Página inicial > Hermenêutica > Mitchell (2015:31-32) – maquinação e experiência

Mitchell (2015:31-32) – maquinação e experiência

segunda-feira 21 de outubro de 2024, por Cardoso de Castro

A posição aparentemente privilegiada do sujeito humano na representação leva a uma ênfase pessoal e social na experiência vivida (Erlebnis), que Heidegger identifica como o participante necessário da extensão da maquinação. De fato, Heidegger vincula a maquinação e a experiência vivida diretamente como a transformação da época da afiliação tradicional entre ser e pensar: “A maquinação e a experiência vivida são formalmente a versão mais originária da fórmula para a questão-guia do pensamento ocidental: ser (ser) e pensar (como conceitualização representacional [vor-stellendes Be-greifen])” (GA65  : 128/101, tm). [1] O objeto representacional é um ente que está sempre relacionado a um sujeito (o representador) e, na medida em que este sujeito também é sempre entendido como um sujeito “vivo”, então este ente está sempre relacionado à vida: “O ente conta primeiro como existente, na medida em que e na extensão em que está incluído e relacionado a essa vida, ou seja, é experimentado na vida [er-lebt] e se torna experiência vivida [Erlebnis]” (GA5  : 94/71, tm). A vida aqui é entendida biologicamente, ou seja, por uma ciência determinada pela pesquisa e objetivação: “Os modos de pensamento mecanicista e biologicista são sempre apenas consequências das interpretações maquínicas ocultas dos seres” (GA65  : 127/100). Em Contribuições à Filosofia, Heidegger conecta a experiência vivida com a concepção romana do ser humano como racionalidade animal: “Por que o ser humano como ‘vida’ (racionalidade animal) (ratio-re-presentação! [Vor-stellen])” (GA65  : 129/102, tm). Essa breve nota afirma que, na determinação metafísica do humano como racionalidade animal, o animal se torna o sujeito da experiência vivida e a racionalidade se torna a faculdade de representação. Eles trabalham juntos na forma do ser humano moderno que tem um desejo irracional (animalesco, nesse sentido determinado pela oposição) e viciante por experiências vividas que são pré-embaladas e objetivadas (representadas) para consumo.

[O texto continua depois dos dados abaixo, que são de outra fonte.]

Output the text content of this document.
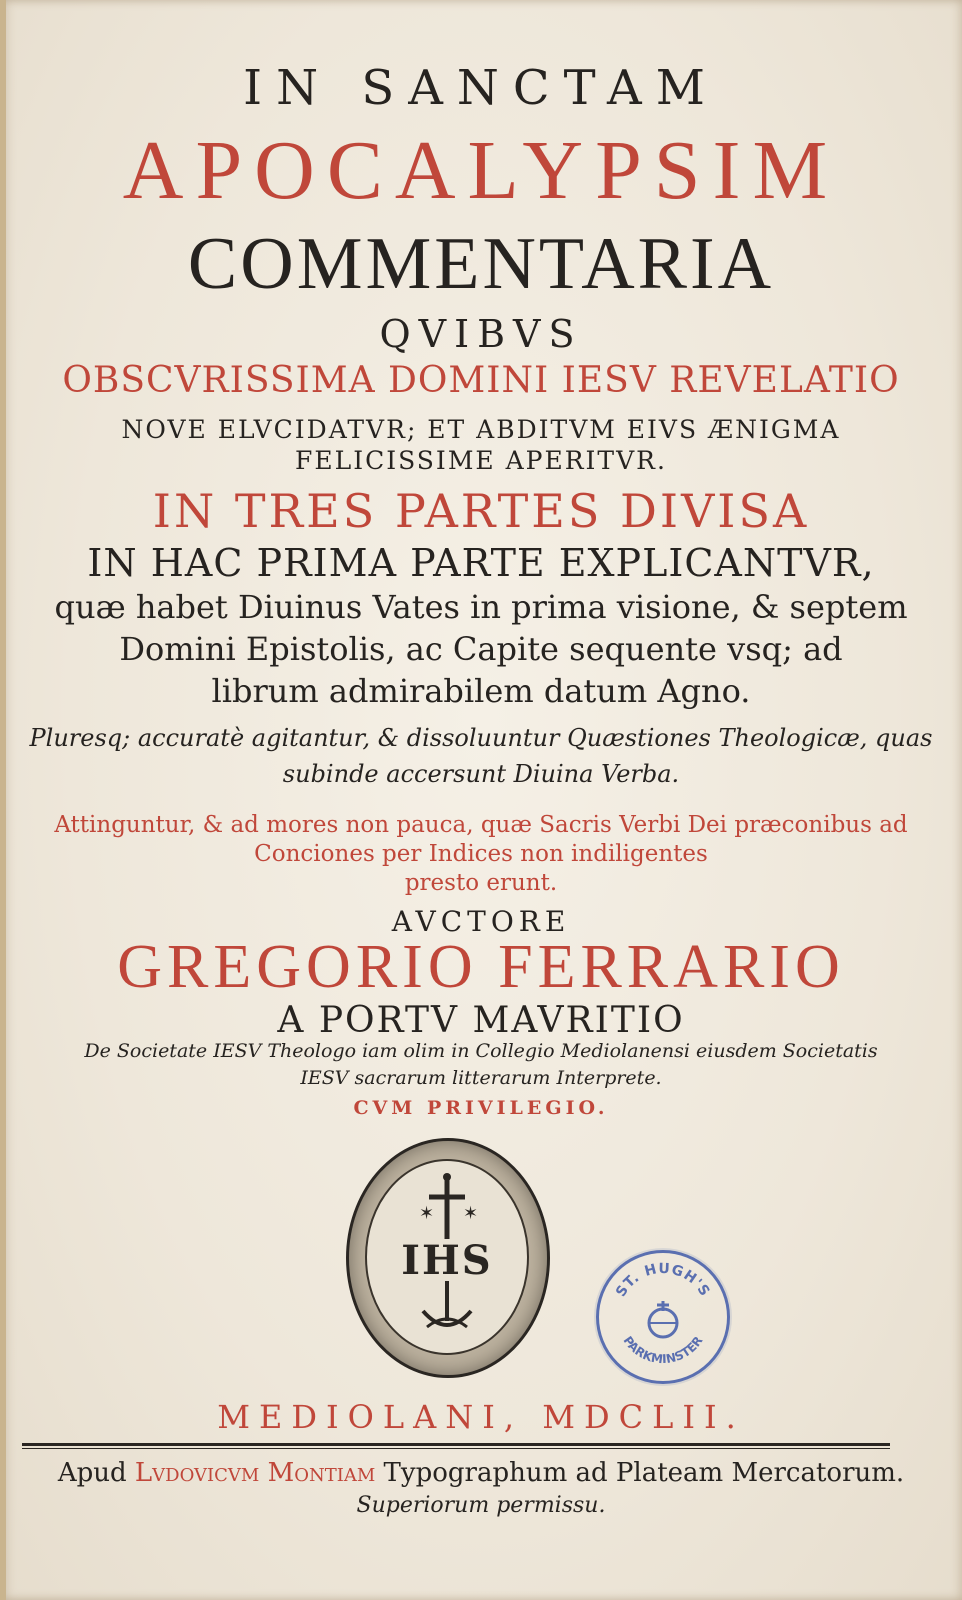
IN SANCTAM
APOCALYPSIM
COMMENTARIA
QVIBVS
OBSCVRISSIMA DOMINI IESV REVELATIO
NOVE ELVCIDATVR; ET ABDITVM EIVS ÆNIGMA
FELICISSIME APERITVR.
IN TRES PARTES DIVISA
IN HAC PRIMA PARTE EXPLICANTVR,
quæ habet Diuinus Vates in prima visione, & septem
Domini Epistolis, ac Capite sequente vsq; ad
librum admirabilem datum Agno.
Pluresq; accuratè agitantur, & dissoluuntur Quæstiones Theologicæ, quas
subinde accersunt Diuina Verba.
Attinguntur, & ad mores non pauca, quæ Sacris Verbi Dei præconibus ad
Conciones per Indices non indiligentes
presto erunt.
AVCTORE
GREGORIO FERRARIO
A PORTV MAVRITIO
De Societate IESV Theologo iam olim in Collegio Mediolanensi eiusdem Societatis
IESV sacrarum litterarum Interprete.
CVM PRIVILEGIO.
✶ ✶
IHS
ST. HUGH'S
PARKMINSTER
MEDIOLANI, MDCLII.
Apud Lvdovicvm Montiam Typographum ad Plateam Mercatorum.
Superiorum permissu.
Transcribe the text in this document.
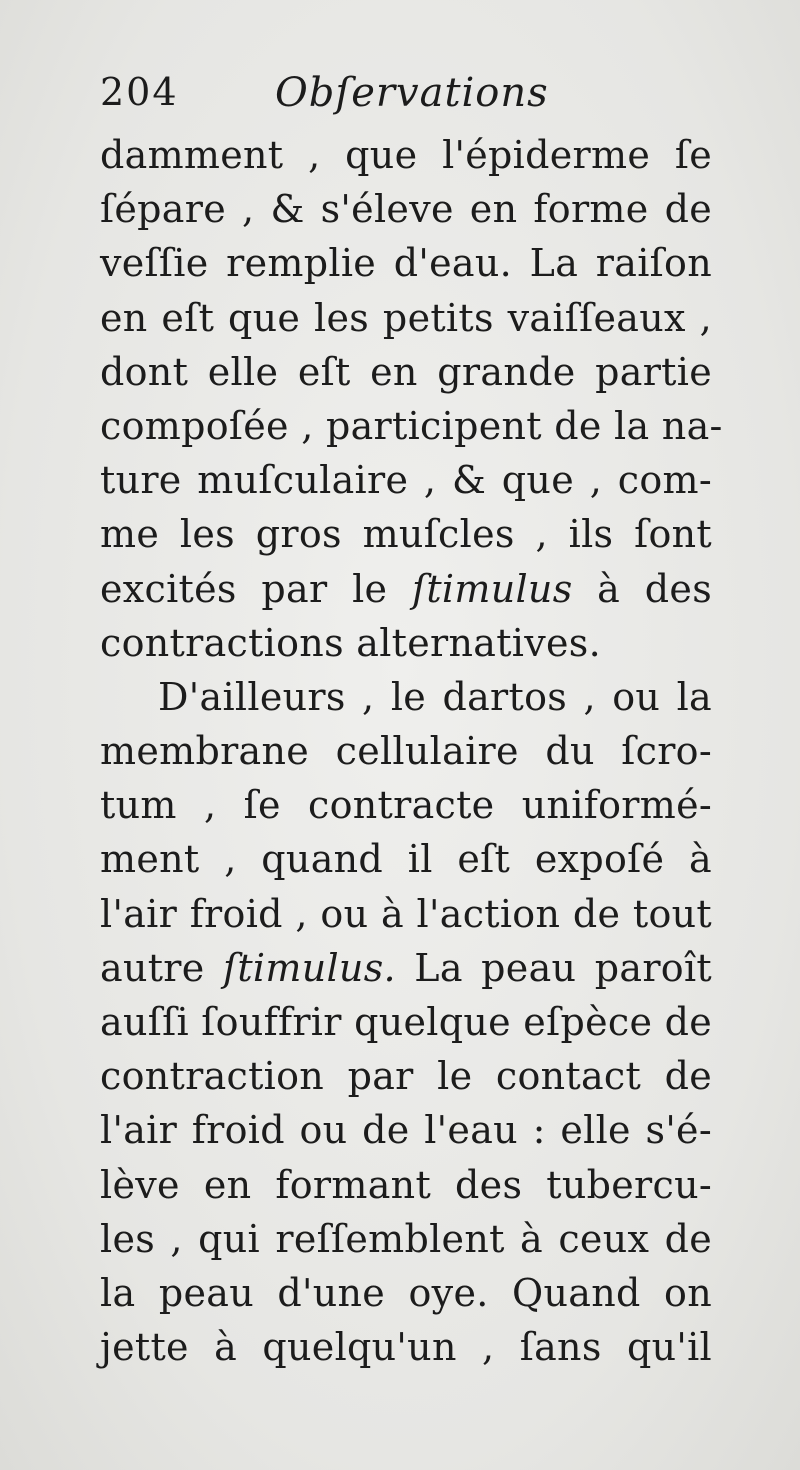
204 Obſervations
damment , que l'épiderme ſe
ſépare , & s'éleve en forme de
veſſie remplie d'eau. La raiſon
en eſt que les petits vaiſſeaux ,
dont elle eſt en grande partie
compoſée , participent de la na-
ture muſculaire , & que , com-
me les gros muſcles , ils ſont
excités par le ſtimulus à des
contractions alternatives.
D'ailleurs , le dartos , ou la
membrane cellulaire du ſcro-
tum , ſe contracte uniformé-
ment , quand il eſt expoſé à
l'air froid , ou à l'action de tout
autre ſtimulus. La peau paroît
auſſi ſouffrir quelque eſpèce de
contraction par le contact de
l'air froid ou de l'eau : elle s'é-
lève en formant des tubercu-
les , qui reſſemblent à ceux de
la peau d'une oye. Quand on
jette à quelqu'un , ſans qu'il
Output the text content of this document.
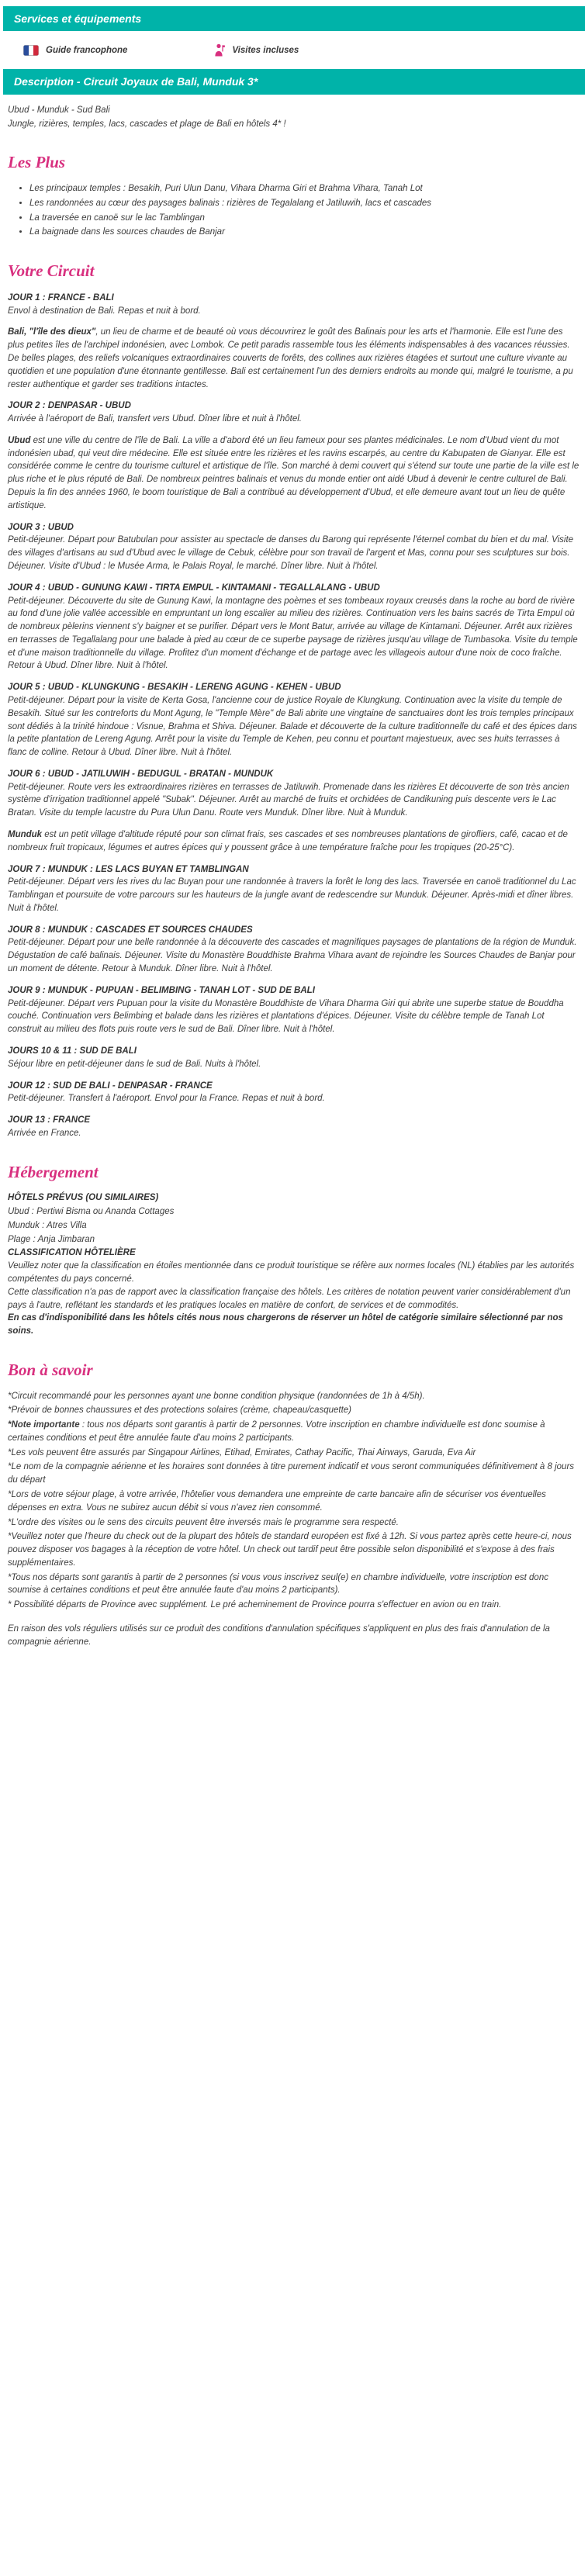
Services et équipements
Guide francophone	Visites incluses
Description - Circuit Joyaux de Bali, Munduk 3*

Ubud - Munduk - Sud Bali

Jungle, rizières, temples, lacs, cascades et plage de Bali en hôtels 4* !

Les Plus
• Les principaux temples : Besakih, Puri Ulun Danu, Vihara Dharma Giri et Brahma Vihara, Tanah Lot
• Les randonnées au cœur des paysages balinais : rizières de Tegalalang et Jatiluwih, lacs et cascades
• La traversée en canoë sur le lac Tamblingan
• La baignade dans les sources chaudes de Banjar
Votre Circuit
JOUR 1 : FRANCE - BALI
Envol à destination de Bali. Repas et nuit à bord.
Bali, "l'île des dieux", un lieu de charme et de beauté où vous découvrirez le goût des Balinais pour les arts et l'harmonie. Elle est l'une des plus petites îles de l'archipel indonésien, avec Lombok. Ce petit paradis rassemble tous les éléments indispensables à des vacances réussies. De belles plages, des reliefs volcaniques extraordinaires couverts de forêts, des collines aux rizières étagées et surtout une culture vivante au quotidien et une population d'une étonnante gentillesse. Bali est certainement l'un des derniers endroits au monde qui, malgré le tourisme, a pu rester authentique et garder ses traditions intactes.
JOUR 2 : DENPASAR - UBUD
Arrivée à l'aéroport de Bali, transfert vers Ubud. Dîner libre et nuit à l'hôtel.
Ubud est une ville du centre de l'île de Bali. La ville a d'abord été un lieu fameux pour ses plantes médicinales. Le nom d'Ubud vient du mot indonésien ubad, qui veut dire médecine. Elle est située entre les rizières et les ravins escarpés, au centre du Kabupaten de Gianyar. Elle est considérée comme le centre du tourisme culturel et artistique de l'île. Son marché à demi couvert qui s'étend sur toute une partie de la ville est le plus riche et le plus réputé de Bali. De nombreux peintres balinais et venus du monde entier ont aidé Ubud à devenir le centre culturel de Bali. Depuis la fin des années 1960, le boom touristique de Bali a contribué au développement d'Ubud, et elle demeure avant tout un lieu de quête artistique.
JOUR 3 : UBUD
Petit-déjeuner. Départ pour Batubulan pour assister au spectacle de danses du Barong qui représente l'éternel combat du bien et du mal. Visite des villages d'artisans au sud d'Ubud avec le village de Cebuk, célèbre pour son travail de l'argent et Mas, connu pour ses sculptures sur bois. Déjeuner. Visite d'Ubud : le Musée Arma, le Palais Royal, le marché. Dîner libre. Nuit à l'hôtel.
JOUR 4 : UBUD - GUNUNG KAWI - TIRTA EMPUL - KINTAMANI - TEGALLALANG - UBUD
Petit-déjeuner. Découverte du site de Gunung Kawi, la montagne des poèmes et ses tombeaux royaux creusés dans la roche au bord de rivière au fond d'une jolie vallée accessible en empruntant un long escalier au milieu des rizières. Continuation vers les bains sacrés de Tirta Empul où de nombreux pèlerins viennent s'y baigner et se purifier. Départ vers le Mont Batur, arrivée au village de Kintamani. Déjeuner. Arrêt aux rizières en terrasses de Tegallalang pour une balade à pied au cœur de ce superbe paysage de rizières jusqu'au village de Tumbasoka. Visite du temple et d'une maison traditionnelle du village. Profitez d'un moment d'échange et de partage avec les villageois autour d'une noix de coco fraîche. Retour à Ubud. Dîner libre. Nuit à l'hôtel.
JOUR 5 : UBUD - KLUNGKUNG - BESAKIH - LERENG AGUNG - KEHEN - UBUD
Petit-déjeuner. Départ pour la visite de Kerta Gosa, l'ancienne cour de justice Royale de Klungkung. Continuation avec la visite du temple de Besakih. Situé sur les contreforts du Mont Agung, le "Temple Mère" de Bali abrite une vingtaine de sanctuaires dont les trois temples principaux sont dédiés à la trinité hindoue : Visnue, Brahma et Shiva. Déjeuner. Balade et découverte de la culture traditionnelle du café et des épices dans la petite plantation de Lereng Agung. Arrêt pour la visite du Temple de Kehen, peu connu et pourtant majestueux, avec ses huits terrasses à flanc de colline. Retour à Ubud. Dîner libre. Nuit à l'hôtel.
JOUR 6 : UBUD - JATILUWIH - BEDUGUL - BRATAN - MUNDUK
Petit-déjeuner. Route vers les extraordinaires rizières en terrasses de Jatiluwih. Promenade dans les rizières Et découverte de son très ancien système d'irrigation traditionnel appelé "Subak". Déjeuner. Arrêt au marché de fruits et orchidées de Candikuning puis descente vers le Lac Bratan. Visite du temple lacustre du Pura Ulun Danu. Route vers Munduk. Dîner libre. Nuit à Munduk.
Munduk est un petit village d'altitude réputé pour son climat frais, ses cascades et ses nombreuses plantations de girofliers, café, cacao et de nombreux fruit tropicaux, légumes et autres épices qui y poussent grâce à une température fraîche pour les tropiques (20-25°C).
JOUR 7 : MUNDUK : LES LACS BUYAN ET TAMBLINGAN
Petit-déjeuner. Départ vers les rives du lac Buyan pour une randonnée à travers la forêt le long des lacs. Traversée en canoë traditionnel du Lac Tamblingan et poursuite de votre parcours sur les hauteurs de la jungle avant de redescendre sur Munduk. Déjeuner. Après-midi et dîner libres. Nuit à l'hôtel.
JOUR 8 : MUNDUK : CASCADES ET SOURCES CHAUDES
Petit-déjeuner. Départ pour une belle randonnée à la découverte des cascades et magnifiques paysages de plantations de la région de Munduk. Dégustation de café balinais. Déjeuner. Visite du Monastère Bouddhiste Brahma Vihara avant de rejoindre les Sources Chaudes de Banjar pour un moment de détente. Retour à Munduk. Dîner libre. Nuit à l'hôtel.
JOUR 9 : MUNDUK - PUPUAN - BELIMBING - TANAH LOT - SUD DE BALI
Petit-déjeuner. Départ vers Pupuan pour la visite du Monastère Bouddhiste de Vihara Dharma Giri qui abrite une superbe statue de Bouddha couché. Continuation vers Belimbing et balade dans les rizières et plantations d'épices. Déjeuner. Visite du célèbre temple de Tanah Lot construit au milieu des flots puis route vers le sud de Bali. Dîner libre. Nuit à l'hôtel.
JOURS 10 & 11 : SUD DE BALI
Séjour libre en petit-déjeuner dans le sud de Bali. Nuits à l'hôtel.
JOUR 12 : SUD DE BALI - DENPASAR - FRANCE
Petit-déjeuner. Transfert à l'aéroport. Envol pour la France. Repas et nuit à bord.
JOUR 13 : FRANCE
Arrivée en France.
Hébergement

HÔTELS PRÉVUS (OU SIMILAIRES)

Ubud : Pertiwi Bisma ou Ananda Cottages

Munduk : Atres Villa

Plage : Anja Jimbaran

CLASSIFICATION HÔTELIÈRE

Veuillez noter que la classification en étoiles mentionnée dans ce produit touristique se réfère aux normes locales (NL) établies par les autorités compétentes du pays concerné.

Cette classification n'a pas de rapport avec la classification française des hôtels. Les critères de notation peuvent varier considérablement d'un pays à l'autre, reflétant les standards et les pratiques locales en matière de confort, de services et de commodités.

En cas d'indisponibilité dans les hôtels cités nous nous chargerons de réserver un hôtel de catégorie similaire sélectionné par nos soins.

Bon à savoir

*Circuit recommandé pour les personnes ayant une bonne condition physique (randonnées de 1h à 4/5h).

*Prévoir de bonnes chaussures et des protections solaires (crème, chapeau/casquette)

*Note importante : tous nos départs sont garantis à partir de 2 personnes. Votre inscription en chambre individuelle est donc soumise à certaines conditions et peut être annulée faute d'au moins 2 participants.

*Les vols peuvent être assurés par Singapour Airlines, Etihad, Emirates, Cathay Pacific, Thai Airways, Garuda, Eva Air

*Le nom de la compagnie aérienne et les horaires sont données à titre purement indicatif et vous seront communiquées définitivement à 8 jours du départ

*Lors de votre séjour plage, à votre arrivée, l'hôtelier vous demandera une empreinte de carte bancaire afin de sécuriser vos éventuelles dépenses en extra. Vous ne subirez aucun débit si vous n'avez rien consommé.

*L'ordre des visites ou le sens des circuits peuvent être inversés mais le programme sera respecté.

*Veuillez noter que l'heure du check out de la plupart des hôtels de standard européen est fixé à 12h. Si vous partez après cette heure-ci, nous pouvez disposer vos bagages à la réception de votre hôtel. Un check out tardif peut être possible selon disponibilité et s'expose à des frais supplémentaires.

*Tous nos départs sont garantis à partir de 2 personnes (si vous vous inscrivez seul(e) en chambre individuelle, votre inscription est donc soumise à certaines conditions et peut être annulée faute d'au moins 2 participants).

* Possibilité départs de Province avec supplément. Le pré acheminement de Province pourra s'effectuer en avion ou en train.

En raison des vols réguliers utilisés sur ce produit des conditions d'annulation spécifiques s'appliquent en plus des frais d'annulation de la compagnie aérienne.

Sob o reinado da maquinação, a própria experiência é objetivada. O ser humano é entregue a um mundo fictício de experiências objetivadas que podem ser acumuladas e possuídas. Elas estão disponíveis para serem tomadas pelo intrépido aventureiro. Heidegger menciona “filmes” e “resorts de spa à beira-mar” a esse respeito (GA 65  : 139/109, tm). O impulso de possuir ou ter experiências (os alemães dizem, de forma reveladora, “fazer” experiências) também pode ser visto como a exacerbação do entendimento grego do humano como zoon logon echon, em que o echon, ou “ter”, é equiprimordial à definição e institui um reino de posse na própria definição do humano. A crítica à Erlebnis e à vida (Leben) que ela promove é alimentada pela oposição de Heidegger ao biologismo, à antropologia, ao psicologismo e à cultura. O papel do ser humano dentro do domínio da maquinação é ser conduzido como se fosse um animal agindo por instinto, de uma experiência superficial para outra (cf. GA65  : 98/78). O ser humano, como sujeito da Erlebnis, torna-se o possuidor do mundo, um status que, da mesma forma, exige uma maior objetivação representacional desse mundo. Essa vida isola a pessoa da angústia do ser abandonado. Na época da maquinação moderna, o ser humano se torna o consumidor ávido da experiência objetivada.


Ver online : Andrew Mitchell


MITCHELL, Andrew J. The fourfold: reading the late Heidegger. Evanston (Ill.): Northwestern university press, 2015


[1Da mesma forma, os diagramas nas seções 64 e 65 das Contribuições também mostram a ligação entre a maquinação e a experiência vivida (GA65: 130/102-3). As seções 61-68 detalham o papel da maquinação e da experiência vivida nas Contribuições, complementadas pelo argumento de “O tempo da imagem do mundo” [GA5].